Indeed, the Razorbacks had a previous season low of 5 second-chance points in an 80-75 win over Duke on Nov. 29.

Arkansas Coach Eric Musselman also lamented a 48-18 deficit on points in the paint.

“Paint points come in two ways,” he said. “They come off dribble drives, and they come off postups. They hurt us in both.”

Devo shove

Arkansas guard Davonte Davis took a seat with 14:11 left in the game after referee K.B. Burdett caught him shoving Auburn’s Chad Mazara-Baker with the Hogs on offense.

The officials reviewed the tape and levied a flagrant 1 foul on Davis. Mazara-Baker made both free throws for the transgress­ion to give Auburn a 48-32 lead. Davis returned later and wound up with two points on 2 of 2 free-throw shooting.

Mazara-Baker was asked if he thought Auburn frustrated the Hogs.

“Oh yes, clearly,” he said. “Guys usually try to play too aggressive on me. I ain’t going to just back down from nobody. So he tried to play overly aggressive and then he just came and got me with one and then we bumped each other on accident and he got mad about it and that’s why he pushed me.

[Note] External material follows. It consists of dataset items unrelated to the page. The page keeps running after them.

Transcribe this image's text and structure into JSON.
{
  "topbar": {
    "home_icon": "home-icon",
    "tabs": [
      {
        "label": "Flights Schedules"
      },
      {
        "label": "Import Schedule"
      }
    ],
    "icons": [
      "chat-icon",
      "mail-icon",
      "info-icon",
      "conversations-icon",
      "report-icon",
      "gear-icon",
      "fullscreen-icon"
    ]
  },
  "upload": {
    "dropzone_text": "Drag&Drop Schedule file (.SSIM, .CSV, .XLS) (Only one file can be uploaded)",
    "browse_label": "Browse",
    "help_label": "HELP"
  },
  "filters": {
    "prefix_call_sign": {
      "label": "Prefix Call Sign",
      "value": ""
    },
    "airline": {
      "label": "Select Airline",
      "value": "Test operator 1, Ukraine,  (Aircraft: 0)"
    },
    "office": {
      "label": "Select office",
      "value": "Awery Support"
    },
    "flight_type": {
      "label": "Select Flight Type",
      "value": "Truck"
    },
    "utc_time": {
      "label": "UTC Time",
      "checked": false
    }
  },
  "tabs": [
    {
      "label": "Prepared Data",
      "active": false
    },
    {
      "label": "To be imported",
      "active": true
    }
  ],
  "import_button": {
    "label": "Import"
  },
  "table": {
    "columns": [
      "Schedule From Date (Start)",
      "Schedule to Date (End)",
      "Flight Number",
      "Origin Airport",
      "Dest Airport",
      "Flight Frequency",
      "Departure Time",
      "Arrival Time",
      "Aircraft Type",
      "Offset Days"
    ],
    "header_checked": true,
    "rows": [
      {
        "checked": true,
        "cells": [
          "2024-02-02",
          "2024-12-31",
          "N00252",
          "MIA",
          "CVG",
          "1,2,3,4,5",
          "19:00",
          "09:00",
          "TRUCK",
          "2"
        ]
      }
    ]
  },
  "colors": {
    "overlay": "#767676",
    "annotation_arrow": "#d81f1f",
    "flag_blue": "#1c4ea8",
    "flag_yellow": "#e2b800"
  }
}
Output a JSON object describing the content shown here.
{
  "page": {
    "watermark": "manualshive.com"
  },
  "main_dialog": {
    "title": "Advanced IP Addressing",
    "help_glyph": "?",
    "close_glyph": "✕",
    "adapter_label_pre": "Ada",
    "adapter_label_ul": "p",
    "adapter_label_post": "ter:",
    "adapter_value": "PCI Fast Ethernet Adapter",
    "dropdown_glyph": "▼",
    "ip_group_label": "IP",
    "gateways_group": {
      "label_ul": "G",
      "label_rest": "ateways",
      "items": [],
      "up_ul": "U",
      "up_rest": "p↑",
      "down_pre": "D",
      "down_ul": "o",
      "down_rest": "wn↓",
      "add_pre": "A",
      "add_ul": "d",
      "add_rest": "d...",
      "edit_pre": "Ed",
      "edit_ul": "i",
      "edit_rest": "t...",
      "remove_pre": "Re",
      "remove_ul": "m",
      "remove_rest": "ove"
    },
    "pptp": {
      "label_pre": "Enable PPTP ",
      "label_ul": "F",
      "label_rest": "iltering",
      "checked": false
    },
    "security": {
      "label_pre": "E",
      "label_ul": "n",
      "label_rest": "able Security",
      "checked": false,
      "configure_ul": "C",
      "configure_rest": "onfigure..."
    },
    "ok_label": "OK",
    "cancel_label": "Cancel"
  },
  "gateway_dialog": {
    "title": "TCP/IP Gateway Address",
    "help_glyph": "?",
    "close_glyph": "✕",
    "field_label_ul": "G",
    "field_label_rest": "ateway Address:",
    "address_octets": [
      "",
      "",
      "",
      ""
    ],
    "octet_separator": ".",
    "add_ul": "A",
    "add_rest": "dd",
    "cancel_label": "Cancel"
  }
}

“I was like, ‘Bro, it’s just a basketball game. I ain’t even trying … I’m not worried about you, I’m just trying to win this game for real.”

Chippy ball

The officials went to replay twice in the opening 3 minutes of the game with Arkansas not on the scoreboard yet.

Doug Shows called double personal fouls on Arkansas’ Chandler Lawson and Auburn’s Johni Broome well away from the ball at the 17:21 mark. Moments later, the officials reviewed Jalen Graham’s foul against Denver Jones on a drive at the basket and upgraded it to a flagrant 1 foul.

At the 12:52 mark, Shows assessed a technical foul to Auburn guard Chad Baker-Mazara for jawing at Davonte Davis after he sank a three-point shot that drew Auburn within 11-10.

Auburn guard Tre Donaldson drew a technical in the final minute of the first half for taunting at the Arkansas bench after driving for a layup and a 37-29 Auburn lead.

“I don’t know why it was chippy,” Auburn Coach Bruce Pearl said. “It was a little bit. A couple times, we talked and that wasn’t good. We’ll try not to do that again. But we just try to play the game the right way.”

Quick turnaround

Auburn forward Johni Broome had drasticall­y different halves.

Broome shot 0 for 4 in the first half, did not score and had a negative-5 plus-minus. But the Hogs couldn’t slow him down in the second half as he went 7 for 9 and repeatedly got to the low blocks and the rim en route to 14 points.

“I thought we did a great job on him in the first half, and I thought the second half he was just totally dominant,” Arkansas Coach Eric Musselman said. “It looked like we didn’t want any part of guarding him whatsoever.”

Auburn Coach Bruce Pearl said Broome had a great second half.

“He was dominant offensivel­y,” Pearl said. “He didn’t start well. He didn’t play well. We’re going to go as far as Johni Broome takes us. But the great thing about maybe being on a great team — and we don’t know if we’re a great team yet — is you’ve got other guys you can count on. He has got to start better than that.”

Jump shot blues

While Auburn was storming to the rim with regularity, Arkansas struggled with its jump shot.

The Razorbacks went 9 for 41 on jump shots and 7 for 24 on three-pointers. An extended shooting drought to open the second half told the tale as Arkansas did not hit a jumper until Keyon Menifield’s three-pointer at the 13:29 mark.

The Hogs’ only second half scoring up to that point was a put-back dunk by Trevon Brazile at the 18:18 mark as Auburn opened the half with a 13-2 run.